THIS WEEK IN FORD RACING Tuesday, April 27, 1999 CART FedEx Championship Series After a one-week hiatus from competition, the drivers of the FedEx Championship Series return to action with their annual visit to Nazareth Speedway. The big ...
THIS WEEK IN FORD RACING Tuesday, April 27, 1999
CART FedEx Championship Series
After a one-week hiatus from competition, the drivers of the FedEx Championship Series return to action with their annual visit to Nazareth Speedway. The big story this weekend is CART's decision to require the teams to run the superspeedway wings for the first time at Nazareth Speedway. In the past, the Champ Cars have run with the high-downforce road course wings.

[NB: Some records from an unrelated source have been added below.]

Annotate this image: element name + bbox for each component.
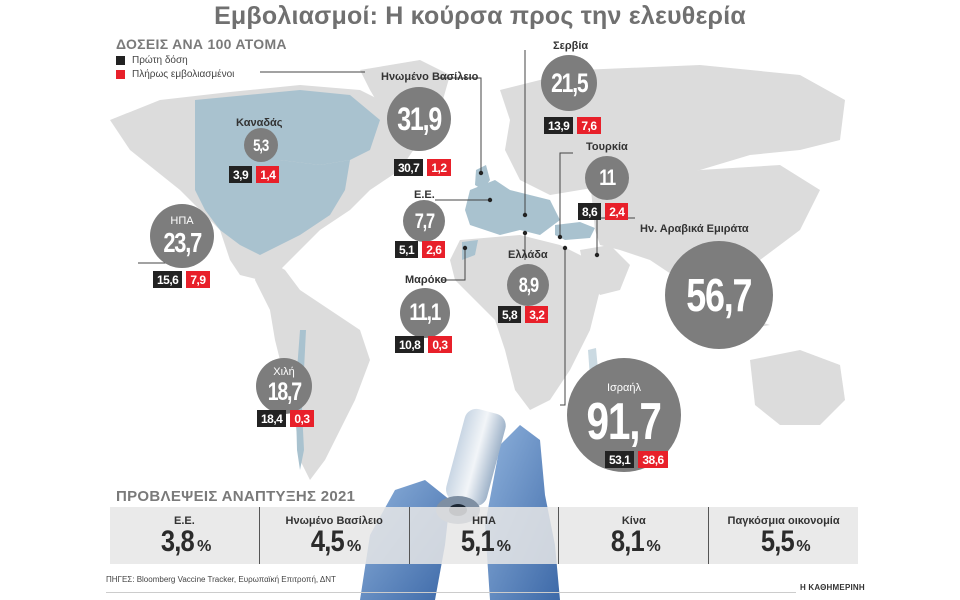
sources-note: ΠΗΓΕΣ: Bloomberg Vaccine Tracker, Ευρωπα…: [106, 575, 336, 584]
greece-dose-pair: 5,8 3,2: [498, 306, 549, 323]
first-dose-value: 3,9: [229, 166, 253, 183]
growth-value: 5,5%: [758, 524, 811, 558]
world-map-shapes: [110, 50, 845, 480]
vaccine-photo: [360, 408, 560, 600]
legend: ΔΟΣΕΙΣ ΑΝΑ 100 ΑΤΟΜΑ Πρώτη δόση Πλήρως ε…: [116, 36, 287, 80]
chile-bubble: Χιλή 18,7: [256, 358, 312, 414]
first-dose-value: 5,8: [498, 306, 522, 323]
first-dose-value: 5,1: [395, 241, 419, 258]
fully-vaccinated-value: 2,4: [605, 203, 629, 220]
serbia-label: Σερβία: [553, 40, 589, 52]
growth-number: 4,5: [311, 524, 345, 558]
canada-label: Καναδάς: [236, 117, 283, 129]
first-dose-value: 13,9: [544, 117, 574, 134]
growth-value: 5,1%: [458, 524, 511, 558]
growth-cell-uk: Ηνωμένο Βασίλειο 4,5%: [259, 507, 410, 564]
legend-label: Πρώτη δόση: [132, 55, 188, 66]
growth-forecast-table: Ε.Ε. 3,8% Ηνωμένο Βασίλειο 4,5% ΗΠΑ 5,1%…: [110, 507, 858, 564]
page-title: Εμβολιασμοί: Η κούρσα προς την ελευθερία: [214, 2, 746, 30]
percent-sign: %: [646, 537, 661, 555]
canada-dose-pair: 3,9 1,4: [229, 166, 280, 183]
brand-logo: Η ΚΑΘΗΜΕΡΙΝΗ: [800, 583, 865, 592]
usa-bubble: ΗΠΑ 23,7: [150, 204, 214, 268]
uk-bubble: 31,9: [387, 87, 451, 151]
fully-vaccinated-value: 3,2: [525, 306, 549, 323]
canada-bubble: 5,3: [244, 128, 278, 162]
fully-vaccinated-value: 7,9: [186, 271, 210, 288]
first-dose-value: 18,4: [257, 410, 287, 427]
uae-bubble: 56,7: [665, 241, 773, 349]
growth-forecast-title: ΠΡΟΒΛΕΨΕΙΣ ΑΝΑΠΤΥΞΗΣ 2021: [116, 488, 356, 505]
legend-title: ΔΟΣΕΙΣ ΑΝΑ 100 ΑΤΟΜΑ: [116, 36, 287, 52]
turkey-label: Τουρκία: [586, 141, 628, 153]
uk-dose-pair: 30,7 1,2: [394, 159, 451, 176]
growth-cell-eu: Ε.Ε. 3,8%: [110, 507, 260, 564]
growth-region-name: Κίνα: [621, 514, 646, 527]
israel-dose-pair: 53,1 38,6: [605, 451, 668, 468]
percent-sign: %: [197, 537, 211, 555]
serbia-dose-pair: 13,9 7,6: [544, 117, 601, 134]
first-dose-swatch: [116, 56, 125, 65]
morocco-dose-pair: 10,8 0,3: [395, 336, 452, 353]
growth-region-name: Παγκόσμια οικονομία: [727, 514, 840, 527]
legend-item-first-dose: Πρώτη δόση: [116, 55, 287, 66]
fully-vaccinated-value: 2,6: [422, 241, 446, 258]
growth-number: 5,1: [460, 524, 495, 558]
growth-region-name: Ηνωμένο Βασίλειο: [285, 514, 383, 527]
first-dose-value: 15,6: [153, 271, 183, 288]
first-dose-value: 10,8: [395, 336, 425, 353]
growth-number: 8,1: [610, 524, 645, 558]
usa-label: ΗΠΑ: [170, 214, 194, 227]
fully-vaccinated-swatch: [116, 70, 125, 79]
percent-sign: %: [796, 537, 810, 555]
first-dose-value: 30,7: [394, 159, 424, 176]
serbia-bubble: 21,5: [541, 55, 597, 111]
turkey-dose-pair: 8,6 2,4: [578, 203, 629, 220]
fully-vaccinated-value: 0,3: [428, 336, 452, 353]
growth-number: 3,8: [161, 524, 195, 558]
chile-label: Χιλή: [273, 366, 295, 378]
legend-label: Πλήρως εμβολιασμένοι: [132, 69, 235, 80]
percent-sign: %: [346, 537, 361, 555]
fully-vaccinated-value: 0,3: [290, 410, 314, 427]
legend-item-fully-vaccinated: Πλήρως εμβολιασμένοι: [116, 69, 287, 80]
growth-cell-china: Κίνα 8,1%: [559, 507, 710, 564]
fully-vaccinated-value: 1,2: [427, 159, 451, 176]
percent-sign: %: [496, 537, 511, 555]
israel-label: Ισραήλ: [606, 381, 642, 394]
fully-vaccinated-value: 1,4: [256, 166, 280, 183]
growth-region-name: Ε.Ε.: [174, 514, 195, 527]
growth-value: 3,8%: [158, 524, 211, 558]
greece-bubble: 8,9: [507, 264, 549, 306]
eu-label: Ε.Ε.: [414, 189, 435, 201]
greece-label: Ελλάδα: [508, 249, 548, 261]
chile-dose-pair: 18,4 0,3: [257, 410, 314, 427]
footer-divider: [106, 592, 796, 593]
turkey-bubble: 11: [585, 156, 629, 200]
usa-dose-pair: 15,6 7,9: [153, 271, 210, 288]
world-map: [100, 30, 860, 510]
morocco-bubble: 11,1: [400, 288, 450, 338]
morocco-label: Μαρόκο: [405, 274, 447, 286]
fully-vaccinated-value: 7,6: [577, 117, 601, 134]
uk-label: Ηνωμένο Βασίλειο: [381, 71, 479, 83]
growth-cell-usa: ΗΠΑ 5,1%: [409, 507, 560, 564]
fully-vaccinated-value: 38,6: [638, 451, 668, 468]
growth-value: 8,1%: [608, 524, 661, 558]
first-dose-value: 53,1: [605, 451, 635, 468]
eu-bubble: 7,7: [403, 200, 445, 242]
uae-label: Ην. Αραβικά Εμιράτα: [640, 223, 749, 235]
eu-dose-pair: 5,1 2,6: [395, 241, 446, 258]
growth-region-name: ΗΠΑ: [472, 514, 496, 527]
growth-cell-world: Παγκόσμια οικονομία 5,5%: [709, 507, 858, 564]
first-dose-value: 8,6: [578, 203, 602, 220]
growth-value: 4,5%: [308, 524, 361, 558]
growth-number: 5,5: [760, 524, 795, 558]
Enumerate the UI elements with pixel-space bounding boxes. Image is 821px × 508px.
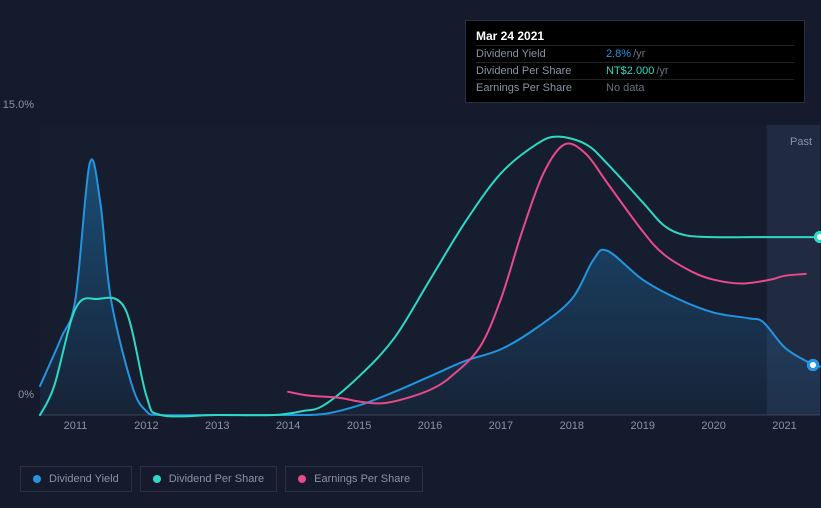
legend-label: Dividend Yield (49, 473, 119, 485)
tooltip-unit: /yr (656, 65, 668, 77)
legend-label: Earnings Per Share (314, 473, 410, 485)
legend-label: Dividend Per Share (169, 473, 264, 485)
tooltip-row: Dividend Per ShareNT$2.000 /yr (476, 62, 794, 79)
legend-item-dividend-per-share[interactable]: Dividend Per Share (140, 466, 277, 492)
chart-svg (40, 125, 820, 415)
legend-dot-icon (298, 475, 306, 483)
x-tick-label: 2015 (347, 420, 371, 432)
tooltip-key: Dividend Yield (476, 48, 606, 60)
x-tick-label: 2014 (276, 420, 300, 432)
tooltip-value: NT$2.000 (606, 65, 654, 77)
legend-item-dividend-yield[interactable]: Dividend Yield (20, 466, 132, 492)
tooltip-unit: /yr (633, 48, 645, 60)
x-tick-label: 2013 (205, 420, 229, 432)
legend: Dividend Yield Dividend Per Share Earnin… (20, 466, 423, 492)
x-tick-label: 2012 (134, 420, 158, 432)
x-tick-label: 2021 (772, 420, 796, 432)
x-tick-label: 2018 (560, 420, 584, 432)
past-label: Past (790, 136, 812, 148)
end-marker-dividend_yield (807, 359, 819, 371)
x-tick-label: 2011 (64, 420, 88, 432)
end-marker-dividend_per_share (814, 231, 821, 243)
tooltip-row: Dividend Yield2.8% /yr (476, 45, 794, 62)
tooltip-value: 2.8% (606, 48, 631, 60)
x-tick-label: 2016 (418, 420, 442, 432)
data-tooltip: Mar 24 2021 Dividend Yield2.8% /yrDivide… (465, 20, 805, 103)
tooltip-date: Mar 24 2021 (476, 27, 794, 45)
x-tick-label: 2020 (701, 420, 725, 432)
legend-dot-icon (153, 475, 161, 483)
plot-area[interactable] (40, 125, 820, 415)
tooltip-value: No data (606, 82, 645, 94)
y-tick-label: 15.0% (3, 99, 34, 111)
y-tick-label: 0% (18, 389, 34, 401)
tooltip-row: Earnings Per ShareNo data (476, 79, 794, 96)
x-tick-label: 2019 (630, 420, 654, 432)
x-tick-label: 2017 (489, 420, 513, 432)
legend-dot-icon (33, 475, 41, 483)
tooltip-key: Dividend Per Share (476, 65, 606, 77)
tooltip-key: Earnings Per Share (476, 82, 606, 94)
legend-item-earnings-per-share[interactable]: Earnings Per Share (285, 466, 423, 492)
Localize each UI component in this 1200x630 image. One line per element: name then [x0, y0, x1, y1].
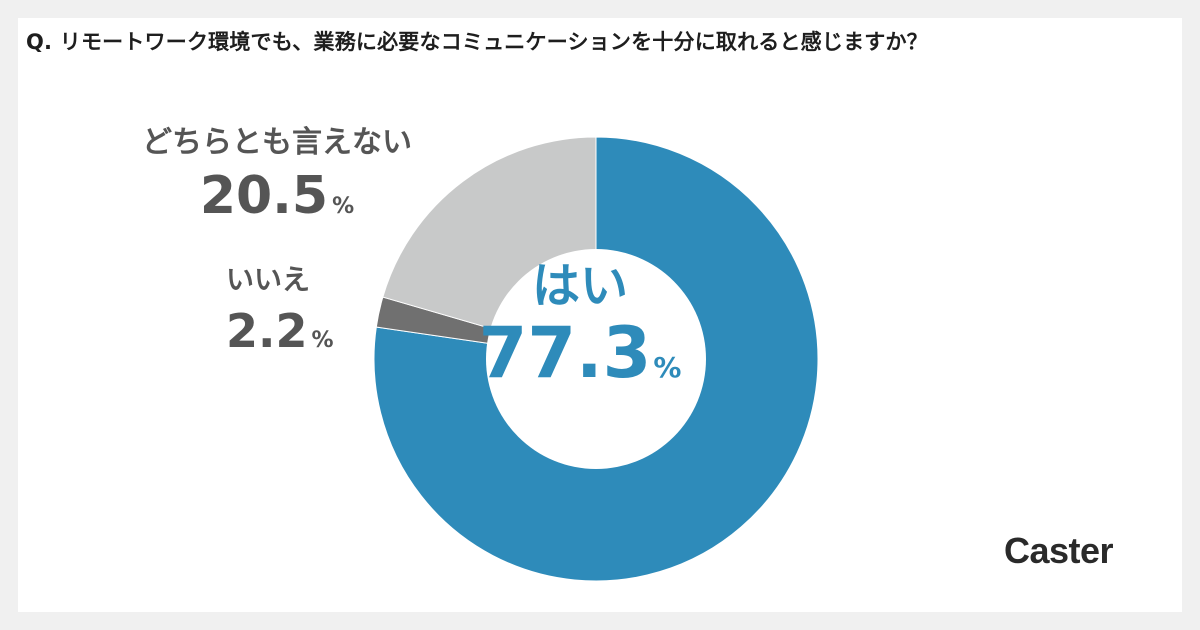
- label-neither-category: どちらとも言えない: [142, 125, 412, 160]
- label-yes-value: 77.3: [478, 312, 652, 394]
- label-neither: どちらとも言えない 20.5%: [142, 125, 412, 223]
- label-no-unit: %: [311, 328, 334, 353]
- caster-logo: Caster: [1004, 530, 1114, 571]
- label-neither-value: 20.5: [199, 166, 329, 226]
- label-yes: はい 77.3%: [470, 262, 690, 388]
- donut-hole: [486, 249, 706, 469]
- label-no-value: 2.2: [226, 304, 308, 358]
- label-yes-category: はい: [531, 258, 628, 314]
- label-no: いいえ 2.2%: [226, 263, 334, 355]
- label-no-category: いいえ: [226, 263, 311, 296]
- label-yes-unit: %: [653, 351, 682, 384]
- chart-title: Q. リモートワーク環境でも、業務に必要なコミュニケーションを十分に取れると感じ…: [26, 30, 928, 54]
- label-neither-unit: %: [332, 194, 355, 219]
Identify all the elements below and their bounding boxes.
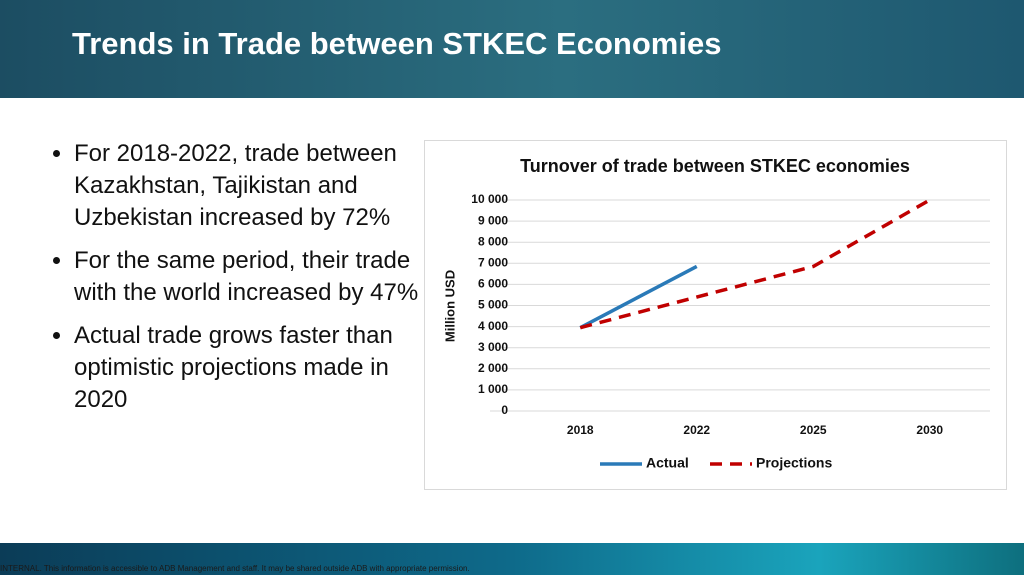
line-series [579, 198, 931, 330]
y-tick-label: 2 000 [478, 361, 508, 375]
chart-frame [424, 140, 1007, 490]
y-tick-label: 3 000 [478, 340, 508, 354]
y-tick-label: 6 000 [478, 277, 508, 291]
y-tick-label: 7 000 [478, 255, 508, 269]
line-series [579, 264, 698, 330]
x-tick-label: 2022 [683, 423, 710, 437]
chart: Turnover of trade between STKEC economie… [424, 140, 1007, 490]
chart-title: Turnover of trade between STKEC economie… [520, 156, 910, 176]
bullet: For 2018-2022, trade between Kazakhstan,… [74, 138, 419, 234]
y-tick-label: 10 000 [471, 192, 508, 206]
bullet: Actual trade grows faster than optimisti… [74, 320, 419, 416]
x-tick-label: 2030 [916, 423, 943, 437]
y-tick-label: 1 000 [478, 382, 508, 396]
footer-band [0, 543, 1024, 575]
bullet: For the same period, their trade with th… [74, 245, 419, 309]
header-band: Trends in Trade between STKEC Economies [0, 0, 1024, 98]
bullet-list: For 2018-2022, trade between Kazakhstan,… [50, 138, 419, 427]
slide-title: Trends in Trade between STKEC Economies [72, 26, 722, 61]
footer-note: INTERNAL. This information is accessible… [0, 564, 470, 573]
y-tick-label: 9 000 [478, 213, 508, 227]
y-tick-label: 5 000 [478, 298, 508, 312]
x-tick-label: 2018 [567, 423, 594, 437]
y-tick-label: 4 000 [478, 319, 508, 333]
legend-label: Projections [756, 455, 832, 471]
y-axis-label: Million USD [442, 270, 457, 342]
y-tick-label: 8 000 [478, 234, 508, 248]
legend-label: Actual [646, 455, 689, 471]
x-tick-label: 2025 [800, 423, 827, 437]
y-tick-label: 0 [501, 403, 508, 417]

Ian Bisco, vice president, Cosworth Racing and Jim Hamilton, chief engineer, Patrick Racing both spoke on the challenges that this new wing formula poses from both an engine and chassis perspective.
IAN BISCO, VICE PRESIDENT, COSWORTH RACING - FROM AN ENGINE STANDPOINT, WHAT CHALLENGES DOES CART'S MANDATE OF RUNNING SUPERSPEEDWAY WINGS POSE? "It is safe to say that the engines won't work as hard. There will be a lot more off throttle occurrences and the driver's application of power will need to be more precise because you don't have the grip. Mileage should also be improved as well because the cars are set up with less drag."
YOU MENTIOND FUEL MILEAGE, WHICH LAST YEAR WAS A KEY TO JIMMY VASSER'S 1998 WIN AT NAZARETH . . . "Mileage should definitely not be as much of an issue this weekend. With the setup the teams were running on the cars last year, full wings on the front and the back of the cars, a lot of drag was created which made it necessary to run full-throttle much more than the drivers will have to this year. If you could carry maximum wings with maximum downforce, you tend to have longer sustained full throttle periods which ultimately translates into using more power and more fuel."
WHAT KIND OF ADVANTAGE DO YOU FEEL THE FORD-COSWORTH ENGINE MAY HAVE OVER THE COMPETITON IN NAZARETH? "One advantage that we may have this weekend is our smooth power transition. With less grip, getting on and off the throttle, especially on the restarts, is going to be very tricky. If you remember last year there were a lot of cars that had problems spinning out on restarts because of the cold weather."
Jim Hamilton of Partick Racing adds insight from an engineers perspective regarding the challenges and pitfalls that face Patrick Racing as they prepare to contest for the win at Nazareth.
Hamilton, who joined Patrick racing in 1997, supports the vehicle dynamics program and technical programs for the cars driven by both Adrian Fernandez and P.J. Jones.
JIM HAMILTON, CHIEF ENGINEER, VEHICLE DYNAMICS, PARTICK RACING - WHAT WERE YOUR INITIAL IMPRESSIONS OF CART'S DECISION TO RUN THE SUPERSPEEDWAY WINGS AT NAZARETH? "Certainly in the best of times Nazareth is a very challenging track. I think we are open minded about the decision to run the superspeedway wings."
WHAT DO YOU THINK THE BIGGEST CHALLENGE IS GOING TO BE FOR YOU IN REGARDS TO MAKING THE CAR COMFORTABLE FOR THE DRIVER? "Nazareth is a narrow, very fast, bumpy, blind, scary place in the best of times. It is a very flat track with very little, what I like to call, NASCAR banking. It is a challenge for the engineer but it is more of a challenge for the driver. You have three turns of different radius, different speed, different banking, different slopes, different pavement, and different bumps. You really have four turns at Nazareth because when you go through turn three there is kind of a no man's land where you have to apply the power, yet the wall is there, and the driver must keep turning without a completely defined line. So it's a tough track at the best of times. Taking off the downforce just adds to the challenge in just about every way. Where you use to run turn one flat, now, you may not with the new configuration. It's a big challenge. I remember working with a driver at another team who had extensive F1 experience and after his first outing at Nazareth he said, "If it is like this the whole weekend, I am going back to England," and that was with high downforce. The fear is that it is going to close what was kind of a no passing zone down further. For us it is going to be a bit more interesting because we are going to be running in a mixed situation (Adrian Fernandez in the Reynard and P.J. Jones in the Swift)."
HOW MUCH OF A BENEFIT IS IT GOING TO BE TO HAVE THE CHANCE TO RUN THE CARS ON THURSDAY? "The traffic (on the track) will help bring the track in. The weather, at least right now, seems like it will cooperate. You won't have the combination of a green, cold track with wind and a car setup that may not be suited to the track. So, I don't think it's a particularly bad idea."